The Minister has made me understand one thing that I did not understand before. The trial is clearly voluntary, but is he saying that the rollout will also be voluntary, even if the trial is a success? That certainly would remove a lot of my worries. However, the effort being expended to create a control group and to look at what is happening in the second, probably larger group of those who will not take part in the trial rather suggests to me that there was an intention—noble Lords opposite may know whether this is the case—that this should be a compulsory way of reclaiming HMRC debts.

If you want to understand how to operate this effectively with people who volunteer, you do a randomised control trial just with those people. You go on until you have a couple of thousand volunteers and you assign them randomly—half you monitor under the current system and half you monitor under the new system. You then have a conventional and statistically robust way of comparing behaviour. It might be fun and informative, and it might have a peripheral virtue to try to understand why the people who have not volunteered have not done so and to try to find out how to encourage them to do so in future, but you certainly would not bother with this functionless control group that sits as an appendage at the bottom.
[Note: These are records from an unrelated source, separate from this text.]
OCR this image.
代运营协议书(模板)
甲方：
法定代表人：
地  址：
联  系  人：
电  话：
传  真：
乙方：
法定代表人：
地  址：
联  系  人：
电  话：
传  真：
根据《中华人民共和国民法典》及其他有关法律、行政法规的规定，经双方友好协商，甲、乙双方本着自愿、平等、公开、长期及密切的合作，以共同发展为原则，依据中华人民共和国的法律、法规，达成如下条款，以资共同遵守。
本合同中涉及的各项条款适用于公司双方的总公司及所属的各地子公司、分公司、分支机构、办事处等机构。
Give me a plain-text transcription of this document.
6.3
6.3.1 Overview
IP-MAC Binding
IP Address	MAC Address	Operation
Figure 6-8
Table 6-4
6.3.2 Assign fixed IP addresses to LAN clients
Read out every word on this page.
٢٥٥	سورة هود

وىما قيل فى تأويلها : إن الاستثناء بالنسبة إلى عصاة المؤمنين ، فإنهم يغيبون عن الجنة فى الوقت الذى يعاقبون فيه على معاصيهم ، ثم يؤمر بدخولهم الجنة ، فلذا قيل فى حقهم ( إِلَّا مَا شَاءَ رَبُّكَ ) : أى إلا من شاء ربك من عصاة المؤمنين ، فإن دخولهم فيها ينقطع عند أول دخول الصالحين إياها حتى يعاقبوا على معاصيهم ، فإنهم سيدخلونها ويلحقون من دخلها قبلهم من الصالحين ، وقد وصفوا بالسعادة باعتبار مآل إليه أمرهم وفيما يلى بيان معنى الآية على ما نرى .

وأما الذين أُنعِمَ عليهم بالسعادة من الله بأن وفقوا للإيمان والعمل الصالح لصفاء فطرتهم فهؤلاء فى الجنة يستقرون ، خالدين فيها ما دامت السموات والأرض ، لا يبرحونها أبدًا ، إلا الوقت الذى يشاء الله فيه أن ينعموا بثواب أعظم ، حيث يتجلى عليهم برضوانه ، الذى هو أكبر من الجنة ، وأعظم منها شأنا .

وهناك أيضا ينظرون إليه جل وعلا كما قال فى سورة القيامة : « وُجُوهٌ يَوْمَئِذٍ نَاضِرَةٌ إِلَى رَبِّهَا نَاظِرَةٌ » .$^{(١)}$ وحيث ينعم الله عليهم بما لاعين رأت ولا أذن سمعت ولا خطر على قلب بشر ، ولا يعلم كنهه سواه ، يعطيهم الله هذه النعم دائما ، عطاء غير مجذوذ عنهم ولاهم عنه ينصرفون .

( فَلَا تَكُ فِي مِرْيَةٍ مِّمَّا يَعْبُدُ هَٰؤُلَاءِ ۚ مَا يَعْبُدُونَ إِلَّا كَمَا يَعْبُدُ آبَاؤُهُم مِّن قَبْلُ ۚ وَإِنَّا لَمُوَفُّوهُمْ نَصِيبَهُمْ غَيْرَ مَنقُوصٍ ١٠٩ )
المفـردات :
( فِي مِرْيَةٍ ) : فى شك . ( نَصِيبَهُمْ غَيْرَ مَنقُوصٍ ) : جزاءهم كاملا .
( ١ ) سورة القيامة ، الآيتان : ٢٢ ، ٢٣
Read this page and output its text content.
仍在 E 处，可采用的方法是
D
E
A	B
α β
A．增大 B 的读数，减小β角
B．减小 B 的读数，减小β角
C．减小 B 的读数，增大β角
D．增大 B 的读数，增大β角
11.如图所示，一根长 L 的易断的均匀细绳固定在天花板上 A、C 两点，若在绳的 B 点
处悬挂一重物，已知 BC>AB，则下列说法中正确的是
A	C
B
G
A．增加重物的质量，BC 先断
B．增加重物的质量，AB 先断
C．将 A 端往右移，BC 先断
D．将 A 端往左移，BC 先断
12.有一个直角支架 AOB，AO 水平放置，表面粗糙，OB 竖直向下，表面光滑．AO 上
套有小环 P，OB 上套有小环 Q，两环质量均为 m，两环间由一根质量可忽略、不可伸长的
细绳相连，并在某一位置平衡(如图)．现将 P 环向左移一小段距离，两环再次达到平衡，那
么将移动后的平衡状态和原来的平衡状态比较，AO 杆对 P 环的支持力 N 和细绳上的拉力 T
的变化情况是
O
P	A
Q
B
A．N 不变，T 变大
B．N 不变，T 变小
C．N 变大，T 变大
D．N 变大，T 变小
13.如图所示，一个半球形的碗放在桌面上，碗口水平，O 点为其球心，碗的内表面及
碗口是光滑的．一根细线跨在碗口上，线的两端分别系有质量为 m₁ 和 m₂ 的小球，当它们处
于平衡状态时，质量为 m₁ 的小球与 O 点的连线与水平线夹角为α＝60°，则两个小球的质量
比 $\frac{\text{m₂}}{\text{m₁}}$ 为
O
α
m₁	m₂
As I say, there is a simple and statistically robust way of dealing with this if the trial is for a voluntary system, which would not have all the characteristics of the trial that has been put in front of us. If the Minister is prepared to set up a meeting with his statisticians, I should enjoy it very much, because I do not think that they have come up to the mark on this occasion if, as I say, this is a trial for a voluntary system. If I am wrong and this was designed as a trial for a compulsory system, I come back to my old criticism that it does not function as that. You do not get enough information on the likely behaviour of the people who have declined to take part in the trial to be able to predict how they would react if they were compelled to take part.

However, I cannot be churlish when I have received such a good reply from my noble friend, particularly if he sets me up with a tea date with his statisticians—and how could any statistician refuse tea in the Lords? Whatever the circumstances, I happily beg leave to withdraw the Motion.